Java heap memory zeroing and visibility works as usual. I was referring
to corresponding card table memory. The fully initialized Java object
may be visible at a different time than the corresponding card table
memory.

To decrease the cost of the post write barrier, mainly the StoreLoad,
it first checks whether that card which we want to dirty is a "young"
card, if so, exit the write barrier as G1 never needs to refine such a
card (or carry it in the remembered set).

So when allocating a new eden region, G1 sets the values of the
corresponding cards to "young" outside of a global lock iirc.

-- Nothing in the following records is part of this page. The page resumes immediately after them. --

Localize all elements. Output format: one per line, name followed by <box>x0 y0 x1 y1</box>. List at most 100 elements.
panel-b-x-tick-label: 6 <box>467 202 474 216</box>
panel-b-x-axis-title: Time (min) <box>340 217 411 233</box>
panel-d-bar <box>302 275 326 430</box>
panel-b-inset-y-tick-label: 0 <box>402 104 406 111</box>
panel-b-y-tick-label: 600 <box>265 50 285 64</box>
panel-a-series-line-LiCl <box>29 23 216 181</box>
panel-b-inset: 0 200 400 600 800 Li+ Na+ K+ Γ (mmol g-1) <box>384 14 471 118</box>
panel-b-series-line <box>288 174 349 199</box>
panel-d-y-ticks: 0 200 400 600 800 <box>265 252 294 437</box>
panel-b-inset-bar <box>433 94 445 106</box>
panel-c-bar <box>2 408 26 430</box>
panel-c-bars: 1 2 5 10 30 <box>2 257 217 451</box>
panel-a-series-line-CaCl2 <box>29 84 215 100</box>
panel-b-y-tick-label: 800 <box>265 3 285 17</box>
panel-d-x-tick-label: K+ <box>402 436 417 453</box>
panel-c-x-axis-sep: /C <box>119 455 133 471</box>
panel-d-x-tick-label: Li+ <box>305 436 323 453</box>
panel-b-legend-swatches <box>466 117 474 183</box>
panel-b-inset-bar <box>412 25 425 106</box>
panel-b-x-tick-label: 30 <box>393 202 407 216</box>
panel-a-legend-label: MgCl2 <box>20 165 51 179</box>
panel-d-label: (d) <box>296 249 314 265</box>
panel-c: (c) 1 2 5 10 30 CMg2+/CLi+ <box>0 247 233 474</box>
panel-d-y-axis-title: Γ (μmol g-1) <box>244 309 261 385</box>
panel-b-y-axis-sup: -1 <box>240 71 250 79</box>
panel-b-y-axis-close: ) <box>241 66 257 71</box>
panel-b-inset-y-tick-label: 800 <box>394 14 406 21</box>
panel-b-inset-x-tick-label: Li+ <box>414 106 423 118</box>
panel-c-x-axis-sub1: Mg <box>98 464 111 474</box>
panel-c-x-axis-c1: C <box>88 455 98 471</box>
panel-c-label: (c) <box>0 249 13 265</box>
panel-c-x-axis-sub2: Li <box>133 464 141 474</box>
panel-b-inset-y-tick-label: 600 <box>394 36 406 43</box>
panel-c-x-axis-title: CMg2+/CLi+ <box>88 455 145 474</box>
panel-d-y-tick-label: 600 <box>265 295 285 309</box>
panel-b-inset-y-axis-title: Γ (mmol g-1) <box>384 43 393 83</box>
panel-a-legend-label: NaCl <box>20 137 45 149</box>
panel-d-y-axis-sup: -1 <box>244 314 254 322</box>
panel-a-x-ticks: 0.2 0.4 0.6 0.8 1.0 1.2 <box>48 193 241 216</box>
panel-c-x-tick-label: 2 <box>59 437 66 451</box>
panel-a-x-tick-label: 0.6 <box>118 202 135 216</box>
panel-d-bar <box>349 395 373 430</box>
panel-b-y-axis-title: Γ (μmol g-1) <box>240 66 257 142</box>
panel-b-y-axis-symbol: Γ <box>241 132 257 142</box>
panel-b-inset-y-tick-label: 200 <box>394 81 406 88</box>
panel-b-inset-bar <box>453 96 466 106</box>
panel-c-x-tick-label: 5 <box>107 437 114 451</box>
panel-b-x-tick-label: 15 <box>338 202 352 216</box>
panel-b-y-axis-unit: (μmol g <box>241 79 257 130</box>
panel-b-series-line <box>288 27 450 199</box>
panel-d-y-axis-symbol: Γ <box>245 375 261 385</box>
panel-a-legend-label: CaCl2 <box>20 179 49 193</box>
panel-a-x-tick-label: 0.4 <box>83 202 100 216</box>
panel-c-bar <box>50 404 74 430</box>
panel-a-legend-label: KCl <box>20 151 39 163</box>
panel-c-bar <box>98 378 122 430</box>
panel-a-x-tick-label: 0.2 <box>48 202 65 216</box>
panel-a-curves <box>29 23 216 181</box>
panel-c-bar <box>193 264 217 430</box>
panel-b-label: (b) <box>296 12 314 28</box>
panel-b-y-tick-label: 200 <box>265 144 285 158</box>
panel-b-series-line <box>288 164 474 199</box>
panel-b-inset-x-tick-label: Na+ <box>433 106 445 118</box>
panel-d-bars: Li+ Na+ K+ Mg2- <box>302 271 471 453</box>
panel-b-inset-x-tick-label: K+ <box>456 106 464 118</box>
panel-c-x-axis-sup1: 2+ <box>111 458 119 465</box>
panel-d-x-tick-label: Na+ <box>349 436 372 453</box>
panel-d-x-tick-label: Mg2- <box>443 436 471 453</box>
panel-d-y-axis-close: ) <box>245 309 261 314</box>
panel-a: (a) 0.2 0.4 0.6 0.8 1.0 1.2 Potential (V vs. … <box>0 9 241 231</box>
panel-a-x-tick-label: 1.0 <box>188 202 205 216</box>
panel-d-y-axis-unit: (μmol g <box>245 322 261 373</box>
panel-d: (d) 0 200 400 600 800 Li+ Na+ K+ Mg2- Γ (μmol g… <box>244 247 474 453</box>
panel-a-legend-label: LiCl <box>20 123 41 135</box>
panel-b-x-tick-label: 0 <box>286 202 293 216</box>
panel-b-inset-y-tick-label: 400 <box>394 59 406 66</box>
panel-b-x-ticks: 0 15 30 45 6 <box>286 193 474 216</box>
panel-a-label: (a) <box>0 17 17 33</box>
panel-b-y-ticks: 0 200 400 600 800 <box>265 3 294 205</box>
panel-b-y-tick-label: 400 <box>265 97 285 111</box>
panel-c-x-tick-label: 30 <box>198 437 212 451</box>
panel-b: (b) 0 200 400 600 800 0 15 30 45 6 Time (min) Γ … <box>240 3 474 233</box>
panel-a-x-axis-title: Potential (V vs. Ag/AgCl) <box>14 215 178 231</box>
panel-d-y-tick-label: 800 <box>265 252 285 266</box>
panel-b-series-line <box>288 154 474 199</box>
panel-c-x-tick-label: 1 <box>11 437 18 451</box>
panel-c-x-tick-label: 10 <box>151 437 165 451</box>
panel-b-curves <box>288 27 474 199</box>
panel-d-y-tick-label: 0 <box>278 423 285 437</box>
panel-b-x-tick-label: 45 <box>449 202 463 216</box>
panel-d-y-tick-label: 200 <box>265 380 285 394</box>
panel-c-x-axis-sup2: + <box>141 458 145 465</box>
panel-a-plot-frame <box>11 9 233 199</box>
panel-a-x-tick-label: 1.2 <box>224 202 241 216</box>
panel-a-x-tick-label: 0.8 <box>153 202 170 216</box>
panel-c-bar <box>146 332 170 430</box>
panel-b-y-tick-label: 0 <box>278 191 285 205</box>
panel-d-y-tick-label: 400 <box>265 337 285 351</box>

So
setting these cards to "young" results in the usual visibility races.
I.e. it is possible to get cards in young regions during refinement (in
G1RemSet::refine_card_concurrently()). Looking at the code again right
now currently there are actually other checks that will filter these
cards into young gen before actually iterating over the objects.

There is however at least (maybe only?) one other case where you can
get (valid) NULL klass pointers during refinement: humongous object
allocation.

Example:
- mutator changes some cards in a humongous object X, enqueuing some
cards  a,b,c to refine
- remark pause reclaims X (G1 does not filter a,b,c)
- mutator allocates humongous object Y at the same spot
- while that is ongoing, refinement threads look at cards a,b,c

(See
HeapRegion::oops_on_card_seq_iterate_careful/do_oops_on_card_in_humongo
us() and the comment in
G1CollectedHeap::humongous_obj_allocate_initialize_regions() at the
OrderAccess::storestore() call site).

I doubt this relates to your case, as the crashes you experience are
within the STW pause processing; also you did not mention humongous
objects :) Concurrent refinement might have thrashed the BOT before
that GC though; in this case the reason could be multiple refinement
threads doing HeapRegion::block_start() in
HeapRegion::oops_on_card_seq_iterate_careful().

Hth,
  Thomas